Headed by Dr Val Cummins, the new cluster has made considerable progress since it was profiled on these pages in August. The partnership, involving University College Cork, the Cork Institute of Technology and the Naval Service, has just published its strategy document, which was endorsed by Kenny during his visit.

The 2011-16 strategy focuses on the fact just 1 per cent of gross domestic product (GDP) comes from the maritime economy, in spite of Ireland having the EU’s third-largest sea area and the largest maritime area to land mass ratio in western Europe.

In the 1930s, the new Irish State took “radical measures” to address economic hardship, and “a similar degree of innovation, coupled with public sector transformation” is required now, according to IMERC’s blueprint. It aims to address the State’s failure to achieve the most from “global growth areas” such as shipping, logistics and transport, offshore hydrocarbons, maritime technology, maritime security and marine recreation.
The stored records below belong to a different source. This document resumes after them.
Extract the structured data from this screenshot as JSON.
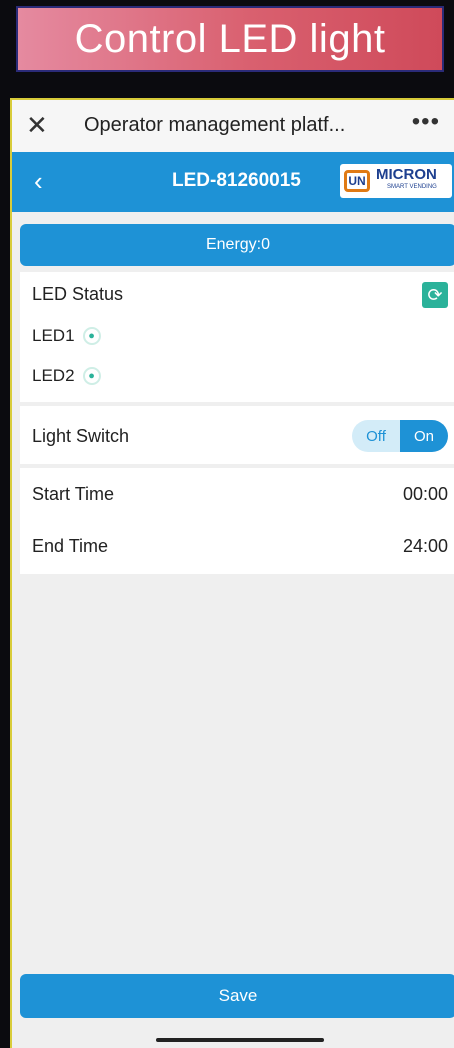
{
  "banner": {
    "text": "Control LED light"
  },
  "titlebar": {
    "close_icon": "close-icon",
    "title": "Operator management platf...",
    "more": "•••"
  },
  "navbar": {
    "back_icon": "chevron-left-icon",
    "device_id": "LED-81260015"
  },
  "logo": {
    "brand": "MICRON",
    "sub": "SMART VENDING",
    "mark": "UN"
  },
  "energy": {
    "text": "Energy:0"
  },
  "led_status": {
    "label": "LED Status",
    "items": [
      {
        "label": "LED1"
      },
      {
        "label": "LED2"
      }
    ]
  },
  "light_switch": {
    "label": "Light Switch",
    "off": "Off",
    "on": "On",
    "state": "on"
  },
  "schedule": {
    "start_label": "Start Time",
    "start_value": "00:00",
    "end_label": "End Time",
    "end_value": "24:00"
  },
  "save_label": "Save",
  "colors": {
    "primary": "#1e92d6",
    "accent": "#2bb29a",
    "banner": "#d9606f"
  }
}
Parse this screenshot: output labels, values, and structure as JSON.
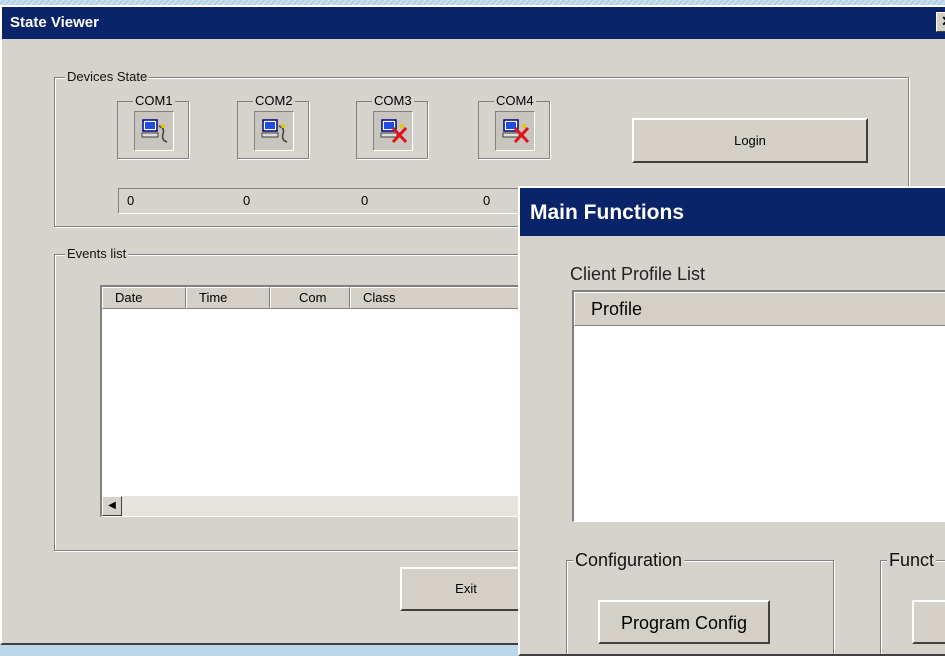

By 2013, when Ireland holds the EU presidency, IMERC hopes to have completed construction of the world’s largest marine renewable energy research location, the Beaufort laboratory, which will employ up to 135 researchers. By 2016, it is promising 70 new research jobs and five new companies, along with at least two major multinational clients, on a developed campus in Cork harbour.

Two “strategic locations” will be targeted as part of the campus master plan, in association with the Industrial Development Authority (IDA), the first a site to the east of the maritime college currently owned by the Port of Cork, the second the former Irish Ispat steel company buildings on Haulbowline island.

The expanded IMERC campus will offer wave test tank facilities, the world’s largest suite of bridge simulators, engine room simulators, industry suites, a library, workshops and use of the naval dockyard, along with the maritime college’s sea survival pool. This “bundling” of facilities aims to attract small and medium enterprises and foreign direct investment clients.

International collaborations will be secured, through memoranda of understanding, with the Marine Institute and Memorial University in St John’s, Newfoundland, Canada; the Virginia Institute of Marine Science and the Massachusetts Renewable Energy Centre in the US; and the National Brazilian Space Institute in Brazil. National collaborative partners include the Marine Institute in Galway, the IDA, Enterprise Ireland, and the Sustainable Energy Authority of Ireland (SEAI), all of which are represented on its board.

The main funders for the Cork marine campus are the Higher Education Authority, the Department of Communications, Energy and Natural Resources, Bord Gais and the Glucksman Foundation. UCC president Dr Michael Murphy has noted that research and commercial clusters are “increasingly appreciated as engines for economic growth from Europe to China”.

“IMERC puts Ireland on the map as a location for a maritime and energy cluster par excellence. It provides a one-stop-shop which focuses our attention on new and emerging opportunities,” he says.

The Taoiseach has paid tribute to Dr Murphy, and to his Cork Institute of Technology counterpart Brendan Murphy and Naval Service flag officer Commodore Mark Mellett for what he has described as a “brilliant effort” to pool the talents of researchers, teaching staff, and naval service personnel. This “development of an ecosystem of innovation, in the maritime sector” will mobilise the “best minds” to focus on “new research and economic opportunities for maritime Ireland”, said Kenny.